There are some key attributes that qualify a good control narrative:

  • Control objective: the control must clearly articulate the risk through accuracy, completeness, and consistency.
  • Control description: the logic must be robust and cover data fields, validation, acceptance logic, and exception handling.
  • The control must have clearly defined roles, responsibilities, and authority structures.
  • There must be appropriate evidence of the control, such as workflow logs, time stamps of approval, and reviewer comments, if any.

For example, a control objective can be to ensure that scope one emissions data is complete, consistent, and accurate. To support this, the control description needs to extract daily usage log from appropriate devices such as meters, connect them through API’s, validate them against predefined business logic, and raise any alarm if an exception occurs. The typical execution owner could be an operational data steward, and the evidence that is expected to be produced at the end covers artifacts such as API logs, exception workflows, and authorization time stamps.

Managing auditor queries

Usually, it is seen that auditor queries can be classified into some predictable areas, such as missing evidence, inconsistent metadata, inadequate transformation logic, and the absence of change control mechanisms. If the business operations are defined keeping the evidence-first approach in mind, then queries from auditors become opportunities to demonstrate control. A  key best practice for organizations to follow is to hold regular mock assurance sessions before the actual assessment. In addition, keeping a log of prior assurance activities with queries raised and responses provided is often found helpful. This, in fact, reinforces management commitment to assurance grade exercises and can go a long way in driving the desired outcomes.

It is now being found that some organizations keep some assurance-ready evidence packs, which include an inventory of the evidence, control narratives, transformation logic mapping, and a traceability matrix to back the evidence. This approach greatly reduces assurance level rework and delivers robust outcomes.

Difference between narrative and evidence-based claims

A key problem that is found during the final years of reporting is a mix  of narrative with actual evidence. While narrative claims typically provide statements such as aim to reduce emissions by 50% in the next 5 years, promoting supplier sustainability etcetera these are typically expressions of management’s intent and not actual evidence.

What is actual assurance ready evidence is quantifiable and empirical data points, such as X percent reduction in actual emissions with proof of the source data, calculation documentation, and actual business logic. Assurance providers typically want to understand the evidence behind the claim, how it was recorded, approved, and whether it can be retrieved. As such, narratives by themselves are simply not enough and need to be backed by objective, non-negotiable evidence.

It has been found that FRCS sectoral reviews have often found weakness in evidence traceability as one of the most common reasons why climate-based audits have been judged poorly. In fact, the ESMAS enforcement guidelines have clearly set out directions to explain the evidence, the change in methodology assumptions, and data boundaries as opposed to a simple disclosure. The SCS climate disclosure commentary has repeatedly laid emphasis on assurance, by appropriate governance, evidence, and control mechanisms, and not simply narrative claims.

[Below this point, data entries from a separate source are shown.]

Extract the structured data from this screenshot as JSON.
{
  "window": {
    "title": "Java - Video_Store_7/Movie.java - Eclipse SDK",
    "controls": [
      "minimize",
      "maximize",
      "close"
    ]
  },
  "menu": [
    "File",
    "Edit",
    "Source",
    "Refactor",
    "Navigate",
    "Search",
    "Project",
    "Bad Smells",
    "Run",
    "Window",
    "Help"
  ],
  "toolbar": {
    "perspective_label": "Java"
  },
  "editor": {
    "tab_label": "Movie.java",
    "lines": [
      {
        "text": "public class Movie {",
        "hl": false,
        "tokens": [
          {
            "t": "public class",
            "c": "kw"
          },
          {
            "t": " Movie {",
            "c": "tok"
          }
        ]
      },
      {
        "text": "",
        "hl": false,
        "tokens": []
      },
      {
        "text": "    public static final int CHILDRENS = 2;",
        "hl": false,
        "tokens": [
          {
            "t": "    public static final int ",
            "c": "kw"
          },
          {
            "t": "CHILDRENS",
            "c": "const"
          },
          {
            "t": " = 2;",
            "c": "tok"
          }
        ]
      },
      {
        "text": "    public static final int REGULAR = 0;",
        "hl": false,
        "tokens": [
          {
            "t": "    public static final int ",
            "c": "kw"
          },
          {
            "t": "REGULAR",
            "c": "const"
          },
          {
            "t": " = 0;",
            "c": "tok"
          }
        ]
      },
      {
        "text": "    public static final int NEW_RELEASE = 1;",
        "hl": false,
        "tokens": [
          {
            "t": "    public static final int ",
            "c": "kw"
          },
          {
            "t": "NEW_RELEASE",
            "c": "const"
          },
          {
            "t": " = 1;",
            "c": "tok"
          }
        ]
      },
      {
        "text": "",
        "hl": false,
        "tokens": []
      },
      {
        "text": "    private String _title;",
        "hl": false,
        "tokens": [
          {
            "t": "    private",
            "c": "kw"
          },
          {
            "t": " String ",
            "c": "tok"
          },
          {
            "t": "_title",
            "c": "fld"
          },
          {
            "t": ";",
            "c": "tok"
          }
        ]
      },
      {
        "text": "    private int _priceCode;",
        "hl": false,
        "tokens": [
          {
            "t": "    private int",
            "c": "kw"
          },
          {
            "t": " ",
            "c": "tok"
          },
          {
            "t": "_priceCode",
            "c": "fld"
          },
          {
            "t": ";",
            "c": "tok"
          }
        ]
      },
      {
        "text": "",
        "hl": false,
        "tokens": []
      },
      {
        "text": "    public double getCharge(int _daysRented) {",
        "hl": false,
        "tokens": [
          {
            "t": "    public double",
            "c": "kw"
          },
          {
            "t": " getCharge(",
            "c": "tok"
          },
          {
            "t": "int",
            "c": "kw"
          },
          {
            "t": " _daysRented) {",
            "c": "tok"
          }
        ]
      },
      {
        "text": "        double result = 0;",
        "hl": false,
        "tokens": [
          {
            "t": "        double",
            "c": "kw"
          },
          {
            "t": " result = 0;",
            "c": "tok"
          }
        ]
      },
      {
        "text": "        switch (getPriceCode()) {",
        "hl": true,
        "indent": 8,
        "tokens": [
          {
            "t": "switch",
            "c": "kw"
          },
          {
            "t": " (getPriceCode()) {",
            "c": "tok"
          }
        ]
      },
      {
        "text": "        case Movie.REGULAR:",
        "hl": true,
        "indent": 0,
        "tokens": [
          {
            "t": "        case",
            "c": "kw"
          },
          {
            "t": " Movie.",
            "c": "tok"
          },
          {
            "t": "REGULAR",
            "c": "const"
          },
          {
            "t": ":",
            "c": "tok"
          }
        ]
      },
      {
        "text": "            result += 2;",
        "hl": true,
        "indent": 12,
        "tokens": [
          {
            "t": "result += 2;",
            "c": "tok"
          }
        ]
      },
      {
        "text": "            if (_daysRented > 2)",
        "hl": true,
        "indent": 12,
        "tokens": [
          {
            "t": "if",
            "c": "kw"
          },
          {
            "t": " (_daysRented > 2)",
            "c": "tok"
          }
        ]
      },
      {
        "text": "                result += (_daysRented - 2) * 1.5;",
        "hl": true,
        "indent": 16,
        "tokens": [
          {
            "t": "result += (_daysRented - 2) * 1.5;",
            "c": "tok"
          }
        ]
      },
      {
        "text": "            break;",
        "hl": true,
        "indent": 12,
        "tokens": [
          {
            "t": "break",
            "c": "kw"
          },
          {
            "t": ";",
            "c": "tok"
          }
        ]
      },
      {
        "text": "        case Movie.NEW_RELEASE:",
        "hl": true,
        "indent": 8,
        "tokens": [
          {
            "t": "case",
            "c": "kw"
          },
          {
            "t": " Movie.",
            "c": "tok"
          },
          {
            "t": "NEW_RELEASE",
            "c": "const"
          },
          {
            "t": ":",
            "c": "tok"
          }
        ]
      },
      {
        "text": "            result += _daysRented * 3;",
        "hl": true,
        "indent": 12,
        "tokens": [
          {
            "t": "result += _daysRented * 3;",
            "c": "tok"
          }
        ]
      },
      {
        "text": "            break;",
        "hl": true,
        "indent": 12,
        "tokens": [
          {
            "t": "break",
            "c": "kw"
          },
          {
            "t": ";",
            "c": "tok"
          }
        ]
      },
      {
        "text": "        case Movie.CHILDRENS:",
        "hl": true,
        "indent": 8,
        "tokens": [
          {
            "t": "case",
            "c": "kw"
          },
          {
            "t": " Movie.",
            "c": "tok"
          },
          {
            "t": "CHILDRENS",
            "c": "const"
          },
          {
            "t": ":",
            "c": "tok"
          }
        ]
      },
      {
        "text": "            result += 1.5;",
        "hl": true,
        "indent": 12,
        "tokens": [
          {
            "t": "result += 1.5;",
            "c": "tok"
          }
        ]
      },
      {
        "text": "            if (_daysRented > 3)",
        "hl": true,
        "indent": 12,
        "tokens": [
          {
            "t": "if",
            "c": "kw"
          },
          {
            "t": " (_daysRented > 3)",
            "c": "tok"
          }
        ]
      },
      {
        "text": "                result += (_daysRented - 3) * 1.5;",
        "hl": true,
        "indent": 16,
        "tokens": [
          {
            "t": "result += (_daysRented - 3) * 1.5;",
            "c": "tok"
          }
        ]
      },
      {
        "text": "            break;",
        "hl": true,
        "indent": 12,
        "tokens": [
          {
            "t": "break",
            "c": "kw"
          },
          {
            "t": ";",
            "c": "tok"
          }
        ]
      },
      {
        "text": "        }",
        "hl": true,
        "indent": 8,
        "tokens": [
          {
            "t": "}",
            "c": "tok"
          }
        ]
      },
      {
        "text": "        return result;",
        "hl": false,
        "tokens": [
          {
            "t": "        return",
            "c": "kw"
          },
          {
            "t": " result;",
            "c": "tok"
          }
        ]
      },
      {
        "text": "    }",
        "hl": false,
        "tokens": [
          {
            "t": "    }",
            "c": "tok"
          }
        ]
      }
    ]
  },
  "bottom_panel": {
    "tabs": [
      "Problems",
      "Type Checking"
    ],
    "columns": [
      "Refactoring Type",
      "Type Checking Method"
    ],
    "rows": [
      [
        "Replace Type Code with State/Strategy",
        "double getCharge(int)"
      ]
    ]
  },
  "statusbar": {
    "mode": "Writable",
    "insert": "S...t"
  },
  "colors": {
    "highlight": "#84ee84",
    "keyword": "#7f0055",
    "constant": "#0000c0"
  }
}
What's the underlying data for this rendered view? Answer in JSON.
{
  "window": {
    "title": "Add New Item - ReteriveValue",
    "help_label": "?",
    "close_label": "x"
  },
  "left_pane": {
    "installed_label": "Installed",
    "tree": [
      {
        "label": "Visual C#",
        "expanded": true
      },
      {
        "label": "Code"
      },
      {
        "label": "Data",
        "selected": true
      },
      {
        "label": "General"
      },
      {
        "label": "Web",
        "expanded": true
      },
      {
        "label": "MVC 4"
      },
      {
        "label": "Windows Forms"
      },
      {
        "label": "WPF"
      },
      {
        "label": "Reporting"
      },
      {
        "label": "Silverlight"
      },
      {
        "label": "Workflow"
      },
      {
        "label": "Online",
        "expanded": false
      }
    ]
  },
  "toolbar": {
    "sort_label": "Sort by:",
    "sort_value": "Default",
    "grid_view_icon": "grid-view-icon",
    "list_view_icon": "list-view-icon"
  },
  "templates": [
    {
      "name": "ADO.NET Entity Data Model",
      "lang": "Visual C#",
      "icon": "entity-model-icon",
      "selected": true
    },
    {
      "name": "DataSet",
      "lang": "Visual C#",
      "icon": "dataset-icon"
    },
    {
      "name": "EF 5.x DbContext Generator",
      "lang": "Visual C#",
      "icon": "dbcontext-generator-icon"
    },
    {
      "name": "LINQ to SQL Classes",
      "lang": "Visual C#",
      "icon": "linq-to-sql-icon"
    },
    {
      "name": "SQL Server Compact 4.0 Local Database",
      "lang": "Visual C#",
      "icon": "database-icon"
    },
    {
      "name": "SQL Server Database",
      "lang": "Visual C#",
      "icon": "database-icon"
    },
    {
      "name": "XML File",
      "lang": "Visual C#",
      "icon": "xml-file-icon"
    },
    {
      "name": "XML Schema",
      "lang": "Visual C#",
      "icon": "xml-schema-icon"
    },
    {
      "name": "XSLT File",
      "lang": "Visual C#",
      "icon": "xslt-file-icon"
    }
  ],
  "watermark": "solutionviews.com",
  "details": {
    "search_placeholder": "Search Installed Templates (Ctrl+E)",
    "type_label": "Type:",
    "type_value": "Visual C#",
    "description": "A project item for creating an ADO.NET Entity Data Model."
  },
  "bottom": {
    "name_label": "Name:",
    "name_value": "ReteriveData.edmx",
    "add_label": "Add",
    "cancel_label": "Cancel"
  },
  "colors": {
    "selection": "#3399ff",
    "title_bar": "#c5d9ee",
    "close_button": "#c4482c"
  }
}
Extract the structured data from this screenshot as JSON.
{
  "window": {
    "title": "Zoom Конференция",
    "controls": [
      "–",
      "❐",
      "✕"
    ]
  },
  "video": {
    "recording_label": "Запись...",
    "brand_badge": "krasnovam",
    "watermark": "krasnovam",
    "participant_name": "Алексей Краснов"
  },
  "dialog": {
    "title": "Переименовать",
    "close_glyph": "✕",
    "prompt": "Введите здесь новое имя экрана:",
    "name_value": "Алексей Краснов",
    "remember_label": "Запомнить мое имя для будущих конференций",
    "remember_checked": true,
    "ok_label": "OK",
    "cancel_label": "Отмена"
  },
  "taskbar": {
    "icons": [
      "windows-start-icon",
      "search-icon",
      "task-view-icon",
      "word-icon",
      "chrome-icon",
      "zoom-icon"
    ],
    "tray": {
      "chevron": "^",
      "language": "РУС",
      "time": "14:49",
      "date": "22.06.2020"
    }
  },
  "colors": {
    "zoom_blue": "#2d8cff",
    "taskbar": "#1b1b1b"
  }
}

Being ready for assurance is more than just a simple reporting checklist. It is a framework of evidence and controls that must cover the actual taxonomy sampling logic, control narratives, and proactive management of potential auditor queries. Once the organization is able to distinguish between narrative claims and actual evidence through traceable, non-negotiable, and objective numbers, it becomes an organizational discipline that will hold the organization in good standing for all time to come.